Et si une vie trop urbaine nous éloignait des enjeux environnementaux ? Des structures urbaines peu mobiles, un lien trop occasionnel avec le vivant, les villes auraient tendance à limiter nos connaissances et notre imaginaire sur les dynamiques des écosystèmes. Pire encore, cette influence pernicieuse participerait à réduire l’adoption de bonnes pratiques en faveur de l’environnement. On vous explique ce nouveau lien révélé dans une étude menée par des chercheurs du National Institute of Standards and Technology.
Quelle relation entretient-on avec la nature, l’environnement, les écosystèmes ? Comment comprend-on les phénomènes naturels et quels enseignements en tire-t-on ? Ces questions ont animé une équipe de chercheurs du National Institute of Standards and Technology (NIST), qui ont constaté dans une étude publiée dans le journal npj Urbain sustainability, que les habitants des villes étaient moins au fait des sujets environnementaux que ceux vivant à la campagne.
Un constat que les scientifiques ont nommé Urbanized knowledge Syndrome (UKS), soit le syndrome de la pensée urbanisée. « Nous supposons que l’urbanisation n’a pas que des répercussions écologiques, mais également sociales, note dans un communiqué Payam Aminpour, chercheur post-doctoral au NIST et auteur principal de l’étude, cela peut amener les individus à se détourner des enjeux environnementaux et les bloquer dans l’adoption de comportements vertueux en faveur de la protection de la nature ».
La vue du béton éloigne les citadins de la nature
Afin de mieux comprendre les dynamiques personnelles provoquant un changement de comportement en faveur de l’environnement, les chercheurs ont analysé les données d’un sondage envoyé à 1 400 habitants du Nord-Est des Etats-Unis. Les questions portaient sur le mode de vie de l’individu interrogé, ses croyances politiques, mais également sur ses connaissances techniques du fonctionnement des écosystèmes côtiers, par exemple sur les conséquences de l’artificialisation.
Les chercheurs ont ainsi remarqué que les citadins, beaucoup plus confrontés à la vision standardisée des zones urbaines, d’un béton inerte et d’une biodiversité plus limitée que dans les campagnes, comprenaient moins bien les phénomènes environnementaux. Ils perçoivent par exemple de façon très superficielle les liens qui existent entre les écosystèmes et leurs ressources naturelles d’un côté, et les étapes de la fabrication des produits ou des services qu’ils consomment. Ils voient ainsi moins bien les liens entre les activités humaines et la dégradation de l’environnement. Ils évaluent moins bien les limites du système planétaire.

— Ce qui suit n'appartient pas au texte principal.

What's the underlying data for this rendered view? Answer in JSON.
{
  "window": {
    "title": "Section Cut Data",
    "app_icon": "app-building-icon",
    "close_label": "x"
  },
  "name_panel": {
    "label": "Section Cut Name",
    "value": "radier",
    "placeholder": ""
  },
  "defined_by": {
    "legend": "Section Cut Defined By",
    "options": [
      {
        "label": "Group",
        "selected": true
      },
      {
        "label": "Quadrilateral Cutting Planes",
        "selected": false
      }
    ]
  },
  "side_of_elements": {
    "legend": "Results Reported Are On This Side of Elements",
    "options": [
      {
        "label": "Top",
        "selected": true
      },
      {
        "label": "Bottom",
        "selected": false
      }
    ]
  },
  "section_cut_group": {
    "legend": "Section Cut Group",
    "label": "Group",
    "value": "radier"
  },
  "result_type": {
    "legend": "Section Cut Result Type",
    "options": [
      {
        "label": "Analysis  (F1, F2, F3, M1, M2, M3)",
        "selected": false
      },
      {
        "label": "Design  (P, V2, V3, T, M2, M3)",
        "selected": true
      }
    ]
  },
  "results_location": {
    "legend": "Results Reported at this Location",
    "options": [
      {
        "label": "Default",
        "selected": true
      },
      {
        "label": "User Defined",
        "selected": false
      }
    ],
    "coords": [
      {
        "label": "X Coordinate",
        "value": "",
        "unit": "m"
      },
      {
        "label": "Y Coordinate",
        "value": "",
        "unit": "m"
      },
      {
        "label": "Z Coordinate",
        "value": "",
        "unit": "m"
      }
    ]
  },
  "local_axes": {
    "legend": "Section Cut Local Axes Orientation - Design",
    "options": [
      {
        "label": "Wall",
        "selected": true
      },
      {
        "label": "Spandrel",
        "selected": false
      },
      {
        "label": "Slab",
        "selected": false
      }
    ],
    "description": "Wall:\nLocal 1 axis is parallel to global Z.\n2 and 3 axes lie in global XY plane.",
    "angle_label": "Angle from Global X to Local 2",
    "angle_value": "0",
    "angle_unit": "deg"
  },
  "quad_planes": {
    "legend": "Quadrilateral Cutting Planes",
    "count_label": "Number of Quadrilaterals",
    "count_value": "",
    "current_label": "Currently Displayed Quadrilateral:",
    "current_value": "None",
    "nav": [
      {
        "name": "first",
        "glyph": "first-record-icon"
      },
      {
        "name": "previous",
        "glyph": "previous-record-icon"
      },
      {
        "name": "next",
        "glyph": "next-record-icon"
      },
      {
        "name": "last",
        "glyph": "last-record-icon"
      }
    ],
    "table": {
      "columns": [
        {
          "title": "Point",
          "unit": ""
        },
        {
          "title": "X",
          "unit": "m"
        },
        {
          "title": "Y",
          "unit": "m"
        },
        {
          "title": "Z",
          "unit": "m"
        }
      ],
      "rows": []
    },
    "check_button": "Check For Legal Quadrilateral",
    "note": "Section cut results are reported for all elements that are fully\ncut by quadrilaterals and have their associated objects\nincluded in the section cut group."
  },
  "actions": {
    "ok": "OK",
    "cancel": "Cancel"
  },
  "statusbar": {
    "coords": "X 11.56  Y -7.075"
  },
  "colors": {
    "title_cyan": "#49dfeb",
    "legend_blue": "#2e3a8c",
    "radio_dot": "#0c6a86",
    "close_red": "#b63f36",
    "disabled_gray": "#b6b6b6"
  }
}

Au contraire, les habitants des campagnes ont quant à eux tendance à proposer des réflexions plus systémiques, et sont capables de décrire avec plus de réalisme les écosystèmes. « Avons-nous une attirance naturelle à l’environnement ? Ce qui nous pousse à vivre en campagne. Ou alors, vivre dans des lieux moins urbanisés nous pousse-t-il à nous intéresser plus à la nature ?, se questionne Payam Aminpour, en l’état actuel des recherches, il est pour le moment impossible d’y répondre ».
Conscientiser la nature
À partir de ces réponses, les auteurs de l’étude ont pu produire des modèles mentaux – une reproduction très schématique de la réflexion des personnes interrogées. Cette manière d’organiser les données permet de rendre compte de ce que les auteurs appellent le Systemes Thinking, ou pensée systémique : notre capacité à analyser concrètement le fonctionnement d’un système et les relations de cause à effet en son sein. Cela peut concerner autant le fonctionnement d’un écosystème, d’un corps humain, d’un objet (voiture, radio…) ou d’une organisation.
Cette manière de penser s’active en permanence afin d’appréhender ces systèmes complexes formant notre environnement. Plus un individu sera capable de faire de liens de cause à effet sur un sujet donné, plus il sera capable de produire un raisonnement réaliste sur le fonctionnement de ce dernier.
Les citadins se révèlent, en moyenne, être plus susceptibles de développer des raisonnements « linéaires », autrement dit, des explications simplifiés avec des liens de cause à effet peu subtiles. Par exemple, les digues servent à protéger les villes contre les risques de submersion. Au contraire, les habitants des campagnes sont capables de développer des raisonnements plus complexes : outre la protection contre la submersion, la construction de nouvelles digues réduit l’érosion des sols localement, mais participe à la destruction de la biodiversité…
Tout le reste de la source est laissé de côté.